Yes, it’s even happening in one of the biggest institutions: The Church.  There is a huge wave of people all over the planet who have grown tired of the typical delivery system and have realized that they can relate to God in different ways without being sucked into unnecessary process, or pretense.  People prefer a body without walls, and that has the power to change the world, not just throw stones at it.

Modern people are right to question fundamentalism in all of its forms.  While I would never say that the institutions are completely wrong, as many people find a sense of comfort and true benefit from their contributions in the world. An organizing a lot of people requires process and systems. but their size doesn’t mean the possess all the truth, and technology means they can no longer possess all the knowledge.

My point here is that fundamentalism by its nature strives to protect what it is. While it may want to find progress, it’s bias is to be regressive and protect the status quo because it’s survival requires it to maintain institutional power and all the economic engines that are a part of it.

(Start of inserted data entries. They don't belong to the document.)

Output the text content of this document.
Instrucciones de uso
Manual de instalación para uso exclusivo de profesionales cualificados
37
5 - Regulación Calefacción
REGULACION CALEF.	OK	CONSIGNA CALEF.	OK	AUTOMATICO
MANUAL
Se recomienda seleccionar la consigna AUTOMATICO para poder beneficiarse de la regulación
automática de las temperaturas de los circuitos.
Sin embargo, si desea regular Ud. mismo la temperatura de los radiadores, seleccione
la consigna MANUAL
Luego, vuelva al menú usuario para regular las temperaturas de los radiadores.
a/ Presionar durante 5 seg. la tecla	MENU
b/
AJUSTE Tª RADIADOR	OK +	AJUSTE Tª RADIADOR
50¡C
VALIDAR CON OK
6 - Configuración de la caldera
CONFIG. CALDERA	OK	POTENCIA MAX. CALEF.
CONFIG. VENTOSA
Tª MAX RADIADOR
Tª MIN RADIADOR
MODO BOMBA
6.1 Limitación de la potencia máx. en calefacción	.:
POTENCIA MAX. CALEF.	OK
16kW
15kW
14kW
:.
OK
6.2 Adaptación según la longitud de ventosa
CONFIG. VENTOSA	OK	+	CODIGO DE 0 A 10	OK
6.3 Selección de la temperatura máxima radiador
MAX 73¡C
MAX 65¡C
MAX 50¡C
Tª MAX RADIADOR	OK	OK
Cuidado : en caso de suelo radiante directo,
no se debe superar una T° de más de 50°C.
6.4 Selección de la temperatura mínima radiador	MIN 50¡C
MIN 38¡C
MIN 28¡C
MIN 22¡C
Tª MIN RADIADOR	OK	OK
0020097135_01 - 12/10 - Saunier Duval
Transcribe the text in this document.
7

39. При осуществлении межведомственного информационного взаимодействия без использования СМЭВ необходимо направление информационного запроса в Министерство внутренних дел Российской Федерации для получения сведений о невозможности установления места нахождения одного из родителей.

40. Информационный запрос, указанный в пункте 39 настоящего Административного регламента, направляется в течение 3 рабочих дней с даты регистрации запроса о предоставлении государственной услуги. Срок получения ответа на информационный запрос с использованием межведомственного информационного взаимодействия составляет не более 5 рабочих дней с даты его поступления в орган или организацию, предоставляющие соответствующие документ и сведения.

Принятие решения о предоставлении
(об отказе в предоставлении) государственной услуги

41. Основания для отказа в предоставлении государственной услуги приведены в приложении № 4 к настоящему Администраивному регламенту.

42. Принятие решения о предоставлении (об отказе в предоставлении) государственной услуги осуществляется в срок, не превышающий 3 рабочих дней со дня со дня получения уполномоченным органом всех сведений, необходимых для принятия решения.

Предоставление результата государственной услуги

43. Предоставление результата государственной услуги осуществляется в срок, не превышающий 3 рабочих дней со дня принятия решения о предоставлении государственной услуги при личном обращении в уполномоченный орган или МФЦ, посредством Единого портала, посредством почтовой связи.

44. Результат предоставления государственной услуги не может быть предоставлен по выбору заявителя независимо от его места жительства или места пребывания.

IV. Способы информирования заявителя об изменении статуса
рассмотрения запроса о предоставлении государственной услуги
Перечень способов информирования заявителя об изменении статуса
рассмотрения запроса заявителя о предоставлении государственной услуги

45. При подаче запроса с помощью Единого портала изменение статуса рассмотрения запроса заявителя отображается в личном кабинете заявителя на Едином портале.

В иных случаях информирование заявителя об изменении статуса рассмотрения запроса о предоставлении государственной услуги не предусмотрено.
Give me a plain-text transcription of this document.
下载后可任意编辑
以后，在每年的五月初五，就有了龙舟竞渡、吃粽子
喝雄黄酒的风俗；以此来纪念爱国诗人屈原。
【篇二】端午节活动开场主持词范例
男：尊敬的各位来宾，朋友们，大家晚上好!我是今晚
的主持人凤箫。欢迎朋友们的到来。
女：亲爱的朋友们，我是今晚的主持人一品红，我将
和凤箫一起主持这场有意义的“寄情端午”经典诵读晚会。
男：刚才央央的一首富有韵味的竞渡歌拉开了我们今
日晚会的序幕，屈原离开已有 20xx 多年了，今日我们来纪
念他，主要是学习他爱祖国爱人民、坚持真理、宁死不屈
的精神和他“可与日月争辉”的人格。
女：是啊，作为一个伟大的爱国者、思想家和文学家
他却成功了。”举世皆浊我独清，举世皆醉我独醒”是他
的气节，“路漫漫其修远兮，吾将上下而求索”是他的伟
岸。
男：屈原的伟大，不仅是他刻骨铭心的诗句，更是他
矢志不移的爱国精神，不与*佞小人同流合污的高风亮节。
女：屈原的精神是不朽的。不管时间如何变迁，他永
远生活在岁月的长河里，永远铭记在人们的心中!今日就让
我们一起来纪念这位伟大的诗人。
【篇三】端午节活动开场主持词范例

We are in an age of new ideas and new knowlege. Some of it is probably worthless but some of it is revolutionary. Access to information will change so many things in the comming years. Wisdom will be required to sort it out, but the balance of power and how information is disseminated is in a revolution, and that is a very good thing.

There are many examples of businesses and institutions that are now relics. Churches in Europe, the classified ads in the news paper, and VCR’s all had their day of influence, but progress has replaced them. While there will alway be people who use phones with cords attached to them, the field of harvest has left them behind.

Let’s make sure we ride the wave as it comes rather than become a museum piece.